Thank goodness Neighbor was gone when the whole thing happened. She came back about a half hour later and I fell all over myself telling her what happened. I wanted to get my side of the story out before she heard it from one of the other neighbors. I can only imagine them telling her how her new next door neighbor yells and screams and cusses at her dog at the top of her lungs. After a few times through, the story would start to get embellished and pretty soon the whole neighborhood would know me as the crazy new neighbor who beats my dog, cusses at my sweet mom, and keeps my sister locked up in the basement.
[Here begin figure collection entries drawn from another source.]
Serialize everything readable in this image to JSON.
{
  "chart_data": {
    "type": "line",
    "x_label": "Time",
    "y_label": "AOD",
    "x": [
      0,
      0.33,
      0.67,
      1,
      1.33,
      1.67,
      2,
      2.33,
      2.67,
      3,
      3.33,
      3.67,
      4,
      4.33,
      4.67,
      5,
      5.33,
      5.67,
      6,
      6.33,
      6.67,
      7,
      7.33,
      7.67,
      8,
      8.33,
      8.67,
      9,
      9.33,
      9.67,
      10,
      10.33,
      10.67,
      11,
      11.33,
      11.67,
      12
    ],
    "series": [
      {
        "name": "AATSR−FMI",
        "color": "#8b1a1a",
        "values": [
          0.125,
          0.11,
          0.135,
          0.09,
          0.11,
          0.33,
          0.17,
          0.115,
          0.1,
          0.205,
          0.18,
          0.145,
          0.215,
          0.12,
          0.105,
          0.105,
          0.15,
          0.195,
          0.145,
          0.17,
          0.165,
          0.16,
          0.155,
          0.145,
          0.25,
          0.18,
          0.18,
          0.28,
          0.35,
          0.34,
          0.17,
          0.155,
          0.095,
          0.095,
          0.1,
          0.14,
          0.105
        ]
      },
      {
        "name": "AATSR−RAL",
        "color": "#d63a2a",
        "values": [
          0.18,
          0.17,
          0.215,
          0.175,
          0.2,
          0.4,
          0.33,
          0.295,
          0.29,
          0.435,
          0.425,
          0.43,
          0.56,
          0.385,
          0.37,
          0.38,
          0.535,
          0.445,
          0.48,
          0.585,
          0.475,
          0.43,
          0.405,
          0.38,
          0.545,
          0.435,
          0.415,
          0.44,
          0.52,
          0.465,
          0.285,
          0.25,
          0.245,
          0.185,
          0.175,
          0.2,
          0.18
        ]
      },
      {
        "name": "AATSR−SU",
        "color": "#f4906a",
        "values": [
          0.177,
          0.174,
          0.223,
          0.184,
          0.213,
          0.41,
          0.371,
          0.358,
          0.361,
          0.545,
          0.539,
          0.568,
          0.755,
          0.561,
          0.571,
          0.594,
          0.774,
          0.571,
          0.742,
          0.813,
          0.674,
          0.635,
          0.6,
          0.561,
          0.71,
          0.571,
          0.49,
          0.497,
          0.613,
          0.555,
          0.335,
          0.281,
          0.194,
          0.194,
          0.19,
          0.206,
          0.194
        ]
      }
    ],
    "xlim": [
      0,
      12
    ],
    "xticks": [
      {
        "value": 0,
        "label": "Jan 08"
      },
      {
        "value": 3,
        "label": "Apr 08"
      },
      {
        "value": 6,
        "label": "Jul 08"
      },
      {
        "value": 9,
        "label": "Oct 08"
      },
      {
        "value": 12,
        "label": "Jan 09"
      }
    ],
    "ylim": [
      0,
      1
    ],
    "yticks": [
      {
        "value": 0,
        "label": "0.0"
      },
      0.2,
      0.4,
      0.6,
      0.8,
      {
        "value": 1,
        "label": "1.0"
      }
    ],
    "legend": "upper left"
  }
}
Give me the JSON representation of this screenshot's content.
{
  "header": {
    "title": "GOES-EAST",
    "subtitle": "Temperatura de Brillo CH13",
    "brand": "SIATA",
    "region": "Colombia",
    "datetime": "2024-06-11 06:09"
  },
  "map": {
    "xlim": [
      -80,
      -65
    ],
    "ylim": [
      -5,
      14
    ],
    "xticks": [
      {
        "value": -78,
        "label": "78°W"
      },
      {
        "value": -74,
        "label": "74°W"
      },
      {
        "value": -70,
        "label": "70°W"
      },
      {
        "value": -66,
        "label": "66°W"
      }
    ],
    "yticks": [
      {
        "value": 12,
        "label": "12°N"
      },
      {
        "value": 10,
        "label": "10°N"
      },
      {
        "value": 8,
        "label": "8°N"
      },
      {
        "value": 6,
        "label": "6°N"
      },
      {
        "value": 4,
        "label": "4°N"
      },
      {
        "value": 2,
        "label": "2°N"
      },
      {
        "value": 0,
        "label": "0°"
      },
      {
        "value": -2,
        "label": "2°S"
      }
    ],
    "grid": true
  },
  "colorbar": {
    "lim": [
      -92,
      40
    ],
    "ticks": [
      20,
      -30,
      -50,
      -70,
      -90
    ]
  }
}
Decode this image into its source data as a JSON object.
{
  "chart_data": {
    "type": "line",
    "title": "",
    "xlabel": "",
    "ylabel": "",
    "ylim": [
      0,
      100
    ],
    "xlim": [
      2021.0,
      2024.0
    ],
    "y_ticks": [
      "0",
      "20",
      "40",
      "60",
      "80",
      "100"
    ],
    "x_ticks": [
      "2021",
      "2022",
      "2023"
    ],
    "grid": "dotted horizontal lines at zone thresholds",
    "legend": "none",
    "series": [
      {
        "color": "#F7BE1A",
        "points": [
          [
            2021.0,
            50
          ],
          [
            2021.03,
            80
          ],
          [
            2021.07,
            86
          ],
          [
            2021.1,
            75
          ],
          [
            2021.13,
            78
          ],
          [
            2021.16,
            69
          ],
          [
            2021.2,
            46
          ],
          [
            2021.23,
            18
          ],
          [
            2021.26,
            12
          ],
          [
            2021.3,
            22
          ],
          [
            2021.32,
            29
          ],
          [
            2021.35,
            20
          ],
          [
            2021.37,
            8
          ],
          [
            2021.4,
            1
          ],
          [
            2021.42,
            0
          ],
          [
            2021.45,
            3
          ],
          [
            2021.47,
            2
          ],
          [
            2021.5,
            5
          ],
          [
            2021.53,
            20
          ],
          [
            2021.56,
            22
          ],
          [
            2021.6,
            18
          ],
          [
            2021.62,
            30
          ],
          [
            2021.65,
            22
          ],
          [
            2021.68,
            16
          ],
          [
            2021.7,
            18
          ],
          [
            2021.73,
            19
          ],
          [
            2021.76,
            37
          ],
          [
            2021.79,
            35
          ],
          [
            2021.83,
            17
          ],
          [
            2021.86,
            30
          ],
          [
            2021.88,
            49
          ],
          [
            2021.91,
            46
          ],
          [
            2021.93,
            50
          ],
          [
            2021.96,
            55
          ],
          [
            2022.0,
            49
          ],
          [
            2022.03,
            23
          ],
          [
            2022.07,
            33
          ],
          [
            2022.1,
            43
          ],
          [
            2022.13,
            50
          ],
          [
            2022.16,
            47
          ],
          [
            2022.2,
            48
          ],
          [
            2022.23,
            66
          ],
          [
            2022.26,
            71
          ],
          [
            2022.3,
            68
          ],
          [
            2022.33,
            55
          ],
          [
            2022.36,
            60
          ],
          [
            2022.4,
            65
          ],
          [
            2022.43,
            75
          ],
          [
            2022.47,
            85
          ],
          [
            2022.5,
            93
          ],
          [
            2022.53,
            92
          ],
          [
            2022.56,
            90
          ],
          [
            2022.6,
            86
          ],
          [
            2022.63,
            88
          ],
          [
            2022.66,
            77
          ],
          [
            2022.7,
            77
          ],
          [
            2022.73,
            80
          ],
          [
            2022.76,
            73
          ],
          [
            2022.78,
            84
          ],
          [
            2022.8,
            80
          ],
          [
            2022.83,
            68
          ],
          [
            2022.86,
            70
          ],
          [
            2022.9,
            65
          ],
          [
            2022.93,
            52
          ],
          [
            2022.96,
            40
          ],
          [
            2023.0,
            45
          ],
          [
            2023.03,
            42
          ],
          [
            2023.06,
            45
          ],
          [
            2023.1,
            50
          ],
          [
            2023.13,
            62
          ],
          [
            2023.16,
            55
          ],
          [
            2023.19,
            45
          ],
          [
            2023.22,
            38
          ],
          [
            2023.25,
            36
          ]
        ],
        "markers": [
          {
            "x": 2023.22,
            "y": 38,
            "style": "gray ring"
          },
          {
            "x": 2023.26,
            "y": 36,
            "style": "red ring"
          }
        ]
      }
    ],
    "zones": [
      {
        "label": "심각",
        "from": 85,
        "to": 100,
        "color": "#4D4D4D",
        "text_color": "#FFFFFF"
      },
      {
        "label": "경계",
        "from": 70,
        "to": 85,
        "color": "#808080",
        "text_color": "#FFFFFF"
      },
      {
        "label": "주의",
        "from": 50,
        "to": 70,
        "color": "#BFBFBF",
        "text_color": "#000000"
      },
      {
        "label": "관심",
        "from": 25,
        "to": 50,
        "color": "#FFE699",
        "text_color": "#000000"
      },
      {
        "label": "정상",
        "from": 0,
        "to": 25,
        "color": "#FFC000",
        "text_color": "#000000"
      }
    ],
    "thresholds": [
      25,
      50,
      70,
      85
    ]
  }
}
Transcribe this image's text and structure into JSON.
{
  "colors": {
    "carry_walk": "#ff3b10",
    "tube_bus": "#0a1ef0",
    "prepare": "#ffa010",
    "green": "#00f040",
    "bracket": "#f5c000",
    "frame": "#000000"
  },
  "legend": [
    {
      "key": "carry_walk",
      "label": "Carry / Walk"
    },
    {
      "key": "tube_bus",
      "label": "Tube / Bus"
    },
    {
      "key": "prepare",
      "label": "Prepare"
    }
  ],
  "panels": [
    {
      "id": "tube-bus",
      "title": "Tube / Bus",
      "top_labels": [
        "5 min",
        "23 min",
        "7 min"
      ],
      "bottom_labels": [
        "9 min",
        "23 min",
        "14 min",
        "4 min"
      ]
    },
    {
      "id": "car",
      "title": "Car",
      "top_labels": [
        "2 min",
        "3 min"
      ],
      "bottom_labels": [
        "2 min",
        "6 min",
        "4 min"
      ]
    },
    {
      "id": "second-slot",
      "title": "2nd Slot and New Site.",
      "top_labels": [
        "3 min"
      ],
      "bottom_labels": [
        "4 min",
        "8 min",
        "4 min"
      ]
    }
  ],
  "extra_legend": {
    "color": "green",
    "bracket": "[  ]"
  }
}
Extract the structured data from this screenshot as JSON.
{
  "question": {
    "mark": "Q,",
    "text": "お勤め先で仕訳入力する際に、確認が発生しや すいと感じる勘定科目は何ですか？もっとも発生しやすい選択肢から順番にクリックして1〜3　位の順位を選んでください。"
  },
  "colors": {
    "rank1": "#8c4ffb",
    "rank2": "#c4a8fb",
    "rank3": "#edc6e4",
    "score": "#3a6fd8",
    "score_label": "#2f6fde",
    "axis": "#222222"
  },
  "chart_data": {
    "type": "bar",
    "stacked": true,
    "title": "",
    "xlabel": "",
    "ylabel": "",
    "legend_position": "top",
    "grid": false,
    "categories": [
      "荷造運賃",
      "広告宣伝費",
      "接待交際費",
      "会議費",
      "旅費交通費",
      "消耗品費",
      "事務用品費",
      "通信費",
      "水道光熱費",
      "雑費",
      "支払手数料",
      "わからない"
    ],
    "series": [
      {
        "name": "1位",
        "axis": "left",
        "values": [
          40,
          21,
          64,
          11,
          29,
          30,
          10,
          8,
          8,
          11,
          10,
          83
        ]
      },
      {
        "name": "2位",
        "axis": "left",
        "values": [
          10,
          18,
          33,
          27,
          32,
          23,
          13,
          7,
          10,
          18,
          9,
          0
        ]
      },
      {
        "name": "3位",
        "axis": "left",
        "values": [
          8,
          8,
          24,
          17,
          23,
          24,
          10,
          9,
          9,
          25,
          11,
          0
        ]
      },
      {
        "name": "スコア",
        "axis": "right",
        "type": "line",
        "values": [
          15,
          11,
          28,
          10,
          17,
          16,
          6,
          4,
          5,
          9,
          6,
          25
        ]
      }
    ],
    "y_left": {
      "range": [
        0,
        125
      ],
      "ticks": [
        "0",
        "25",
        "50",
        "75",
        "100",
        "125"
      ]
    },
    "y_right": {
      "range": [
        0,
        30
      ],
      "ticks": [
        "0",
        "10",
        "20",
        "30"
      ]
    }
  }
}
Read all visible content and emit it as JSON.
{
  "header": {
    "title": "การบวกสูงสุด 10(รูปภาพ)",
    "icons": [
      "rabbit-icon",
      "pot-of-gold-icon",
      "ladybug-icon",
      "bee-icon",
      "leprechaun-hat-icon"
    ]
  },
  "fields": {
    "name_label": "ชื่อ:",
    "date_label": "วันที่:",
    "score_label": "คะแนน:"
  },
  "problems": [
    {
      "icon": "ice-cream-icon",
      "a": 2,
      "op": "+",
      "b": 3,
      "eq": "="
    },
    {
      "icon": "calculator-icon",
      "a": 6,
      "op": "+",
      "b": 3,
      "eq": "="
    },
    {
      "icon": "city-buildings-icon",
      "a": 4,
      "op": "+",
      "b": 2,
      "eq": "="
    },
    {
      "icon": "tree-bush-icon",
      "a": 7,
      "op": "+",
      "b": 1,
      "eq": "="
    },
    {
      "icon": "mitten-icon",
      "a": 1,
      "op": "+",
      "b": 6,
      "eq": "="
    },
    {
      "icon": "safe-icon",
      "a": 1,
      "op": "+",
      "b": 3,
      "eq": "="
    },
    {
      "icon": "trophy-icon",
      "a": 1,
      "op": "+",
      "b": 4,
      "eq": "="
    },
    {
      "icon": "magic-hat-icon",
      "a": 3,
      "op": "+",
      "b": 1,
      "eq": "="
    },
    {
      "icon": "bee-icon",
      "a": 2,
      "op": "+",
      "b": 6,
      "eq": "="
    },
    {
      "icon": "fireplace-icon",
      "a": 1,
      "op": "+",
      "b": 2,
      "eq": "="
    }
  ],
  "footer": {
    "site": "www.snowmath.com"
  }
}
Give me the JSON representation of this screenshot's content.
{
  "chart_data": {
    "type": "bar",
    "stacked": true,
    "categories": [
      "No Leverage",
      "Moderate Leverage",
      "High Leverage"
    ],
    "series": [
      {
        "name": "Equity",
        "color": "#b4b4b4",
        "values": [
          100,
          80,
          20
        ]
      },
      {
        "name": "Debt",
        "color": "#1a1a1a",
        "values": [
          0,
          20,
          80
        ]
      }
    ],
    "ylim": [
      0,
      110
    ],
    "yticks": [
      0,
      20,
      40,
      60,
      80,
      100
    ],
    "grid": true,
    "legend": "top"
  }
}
Again, am I in high school that I'm so obsessing about what people are thinking about me? Logically, I know that everyone has much better things to do. But, when I saw Neighbor's next door neighbors talking to her a little while later, I was pretty sure I could see them making the crazy sign and pointing in my direction. Plus, they were sitting on their deck which is kind of hidden behind Neighbor's deck, so I'm pretty sure they heard the whole thing.
Do you think I might just be so bored that I'm creating drama?
Tomorrow, I'll thrill you with my blinds open, blinds closed dilemma.